Brava: Escola Manuel Rodrigues Gomes com novo rosto graças a solidariedade e o “djunta-mon”

  • 25/01/2019 04:48

A Escola do ensino básico Manuel Rodrigues Gomes, do complexo educativa de Nova Sintra recebeu durante o final de semana uma restauração a nível de pintura, saneamento e outras áreas, graças a solidariedade e o “djunta-mon” (união).

Segundo a coordenadora da escola, Vanuza Monteiro, este trabalho foi graças a iniciativa da sua equipa que viu a necessidade da escola e pediu apoio a Associação Regional de Futebol, que permitiu que a escola beneficiasse das receitas dos jogos da semana passada, referentes a 3ª jornada da Taça Brava.

Conforme contou a Inforpress, a escola tem várias necessidades, mas já com uma pintura, dá aos alunos mais vontade de estudarem e de frequentarem o espaço.

Além da pintura, referiu a questão da alimentação, que muitas vezes, somente o dinheiro que os pais pagam para cada aluno, cerca de 500 escudos anualmente, não dá para confeccionarem uma alimentação equilibrada.

Com as receitas dos jogos, conseguiram arrecadar 38.800 escudos e com este valor, compraram tintas e os materiais necessários para a pintura, e no final, se ficar alguma verba, “será incluído” na cantina da escola.

“No ano passado pedimos e a associação acolheu o nosso pedido na hora e este ano não foi diferente, dando-nos dois dias para arrecadarmos fundos”, explicou a coordenadora.
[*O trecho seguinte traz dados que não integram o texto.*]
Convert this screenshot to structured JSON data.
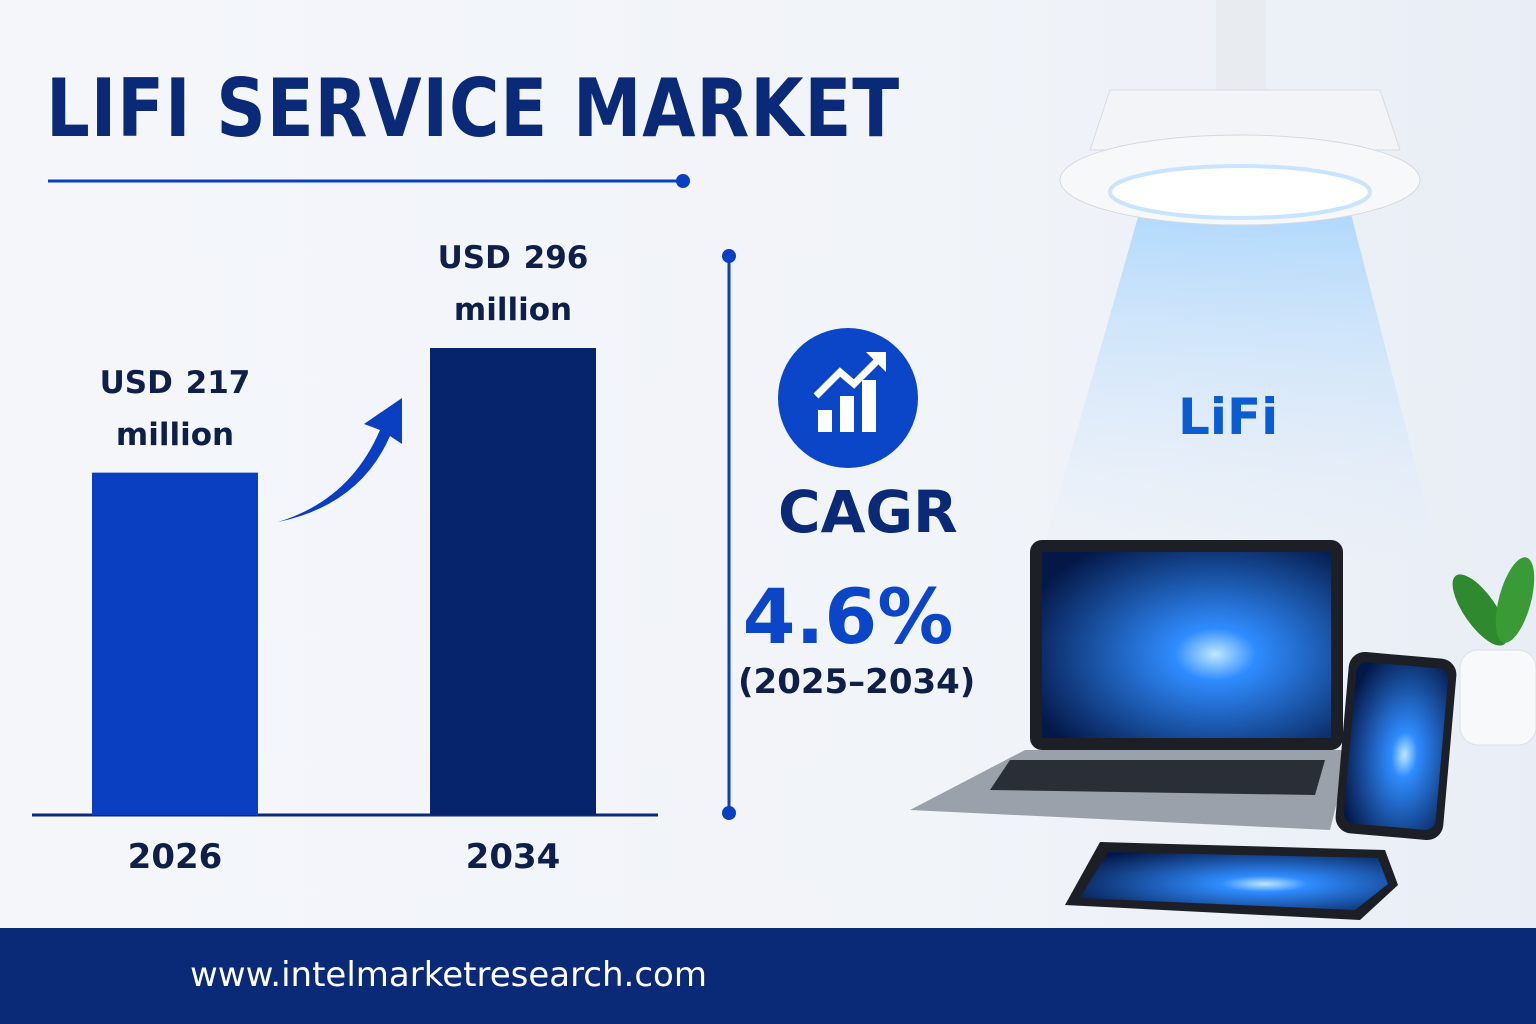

Conseguindo as tintas, a equipa da Vanusa Monteiro, constituída somente por oito mulheres, entre professoras, responsável de cantina e cozinheiras, pediu apoios aos encarregados de educação para “materializar o sonho de ver a escola melhor”.

Entretanto, Vanusa Monteiro ficou um pouco “decepcionada e triste”, pela falta de boa vontade apresentada pelos pais, que num universo de cerca de 200 alunos, somente apareceram cinco homens e algumas mulheres, a quem ela deixou um enorme agradecimento.

De acordo com a fonte, “se metade dos pais unissem a esta causa, o trabalho ficaria completo e teria muito mais emoção”.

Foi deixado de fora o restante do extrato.